Just because he didn’t physically cheat on you doesn’t mean that he didn’t have the intention of cheating on you. Do you honestly believe that if you hadn’t found that email and caught him that he wouldn’t have followed through with meeting up and sleeping with this other woman?

Post # 65
Member
129 posts
Blushing bee

<u>andy05 :</u>  Andy, he told his friend to call you and say that.It was a craigslist ad for crying out loud.  Far from a joke. He is an asshole and you need to leave. He is untrustworthy and full of shit.

Post # 66
Member
1172 posts
Bumble bee
  • Wedding: October 2016

Is not just what he did with the Craigslist meet up & pic sending. It’s how he lied  about it, coerced friends to lie about it,  and texted you an awful kind of threatening text. It’s creepy & abusive, underscoring his distain for you. 

Post # 67
Member
9857 posts
Buzzing Beekeeper
  • Wedding: June 2015

It’s okay to leave someone without “proof” that they cheated. He has revealed his character; he is untrustworthy. 

This is a fact. 

 It’s a betrayal on numerous levels and that’s reason enough.

Post # 68
Member
733 posts
Busy bee

His emailing people on Craigslist for kink and sex is a reflection on you HOW exactly? I’d be out, for sure.

 

Post # 70
Member
3462 posts
Sugar bee

andy05 :  It will be hard for a while but there is a light at the end of the tunnel. Focus on that light. I’ve always said I’d rather be happy alone than miserable with someone else. If your marriage cannot be saved it’s time to save yourself. You will be okay. Hugs. 

Post # 71
Member
1214 posts
Bumble bee

andy05 :  you are one strong lady. Showing you are worth more than this. 

Post # 72
Member
504 posts
Busy bee
  • Wedding: July 2018

Sending you good vibes. I’m sorry he made you go through this. ((((((Hugs)))))

Post # 73
Member
17 posts
Newbee
  • Wedding: May 1997

andy05 :  Do NOT believe his friends! A similar thing happened to me. My live-in boyfriend was a big fat cheater, and not only did he lie about it, some of his friends lied about it to me. He had packages and packages of condoms in his car, and strange women even started calling him at home, so I don’t know who they thought they were going to fool. They thought I was stupid.

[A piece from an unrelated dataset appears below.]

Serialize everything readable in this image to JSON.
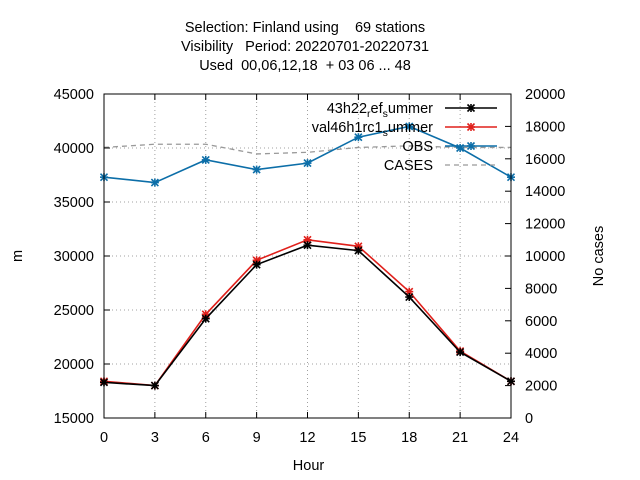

He finally got physically abusive and then we split up, but don’t let it get to that point. He’s already being mentally abusive by trying to emotionally blackmail you, and that’s a short step to physical abuse. I just saw that you are going to divorce him; that’s good. It’s the best, most constructive thing for you to do. I know it hurts, such a huge disappointment, but at least you found out early in your marriage. My husband’s father was constantly unfaithful to Mom, and she didn’t find out about it until after they had several kids.

Post # 74
Member
1700 posts
Bumble bee
  • Wedding: January 2017

Good for you girl.

I had an ex like your husband and the mind fuckery almost made me have a mental breakdown. Google sociopath cheating exes and you won’t feel so alone.

I got out of that relationship and am now married to a wonderful sweetheart. You deserve better but you won’t get better if you stay with this cheating prick. 

Good luck! 

Post # 75
Member
2726 posts
Sugar bee
  • Wedding: April 2017 - Hogarths, Solihull

andy05 :  Bee I’ve just caught up on this thread. I think you’re doing the right thing.

Where abouts in Europe are you returning to? I’m in the UK if you ever want to drop me a message <3 

Also, remember that his behaviour is in no way a reflection upon you. What a stupid thing for him to say!